The US has a history of scuttling Commission investigations when they focus on the United States as a human rights violator.
Last spring, the United States refused a request by Jean Ziegler, the UN Human Rights Commission's Special Rapporteur on the Right to Food, to meet with State Department officials to discuss the impact the US embargo on Cuba was having on the Cuban people's right to food. Last fall, Ziegler reported that both Coalition Forces and the insurgents in Iraq "have adopted the cutting of food and water supplies to cities under attack." Ziegler noted that "the starvation of civilians as a method of warfare is prohibited in both international and non-international armed conflict," citing the Protocols to the Geneva Conventions.
The United States likewise pressured the Commission to withdraw Professor Cherif Bassiouni, the Commission's Independent Expert on Human Rights in Afghanistan, from his mission after he issued a report critical of the US. Professor Bassiouni accused United States troops of breaking into homes, arbitrarily arresting residents and torturing detainees. He also alleged that US-led forces had committed "sexual abuse, beatings, torture and use of force resulting in death." He wrote, "When these forces directly engage in practices that violate ... international human rights and international humanitarian law, they undermine the national project of establishing a legal basis for the use of force."
"The United States and the coalition forces consider themselves above and beyond the reach of the law," Professor Bassiouni told Amy Goodman of Democracy Now! "They feel that human rights don't apply to them, the international conventions don't apply to them, nobody can ask them what they're doing, and nobody can hold them accountable."
Yale Law School Dean Harold Koh concurs. He wrote, "In the cathedral of human rights, the US is more like a flying buttress than a pillar - choosing to stand outside the international structure supporting the international human rights system but without being willing to subject its own conduct to the scrutiny of the system."
The composition of the new Council will not likely differ significantly from the old Commission. "That reality," according to Phyllis Bennis, a senior fellow at the Institute for Policy Studies, "reflects the failure of the John Bolton-led US effort to impose an entirely new human rights infrastructure on the United Nations, one that would privilege those countries given a seal of approval by Washington to serve on the Council, with others, especially those in bad graces in Washington, prohibited from serving."

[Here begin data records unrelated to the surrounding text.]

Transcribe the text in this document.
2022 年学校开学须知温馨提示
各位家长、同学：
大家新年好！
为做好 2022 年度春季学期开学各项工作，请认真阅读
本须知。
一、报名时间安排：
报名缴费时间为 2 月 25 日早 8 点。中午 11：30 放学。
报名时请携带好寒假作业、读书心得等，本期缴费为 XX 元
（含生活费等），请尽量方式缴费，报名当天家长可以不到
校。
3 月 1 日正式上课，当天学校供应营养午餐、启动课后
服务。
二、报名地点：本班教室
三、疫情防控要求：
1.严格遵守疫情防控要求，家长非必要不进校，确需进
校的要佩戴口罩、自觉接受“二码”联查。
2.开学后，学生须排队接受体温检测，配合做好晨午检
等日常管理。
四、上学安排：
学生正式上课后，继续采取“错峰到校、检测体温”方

In the next few weeks, we can expect some strong arm-twisting by the United States to scuttle the new proposal. [And/or to attempt to remake it in their own image of the way the present fascist White House administration wants it to be, with the "requisite" very-serious-negative "compromises" and consequences to human and civil rights. (Subtitle, these words and/or emphasis added by Wolf Britain.)]
Marjorie Cohn is a professor at Thomas Jefferson School of Law, President-elect of the National Lawyers Guild, and the US representative to the executive committee of the American Association of Jurists. She writes a weekly column for t r u t h o u t.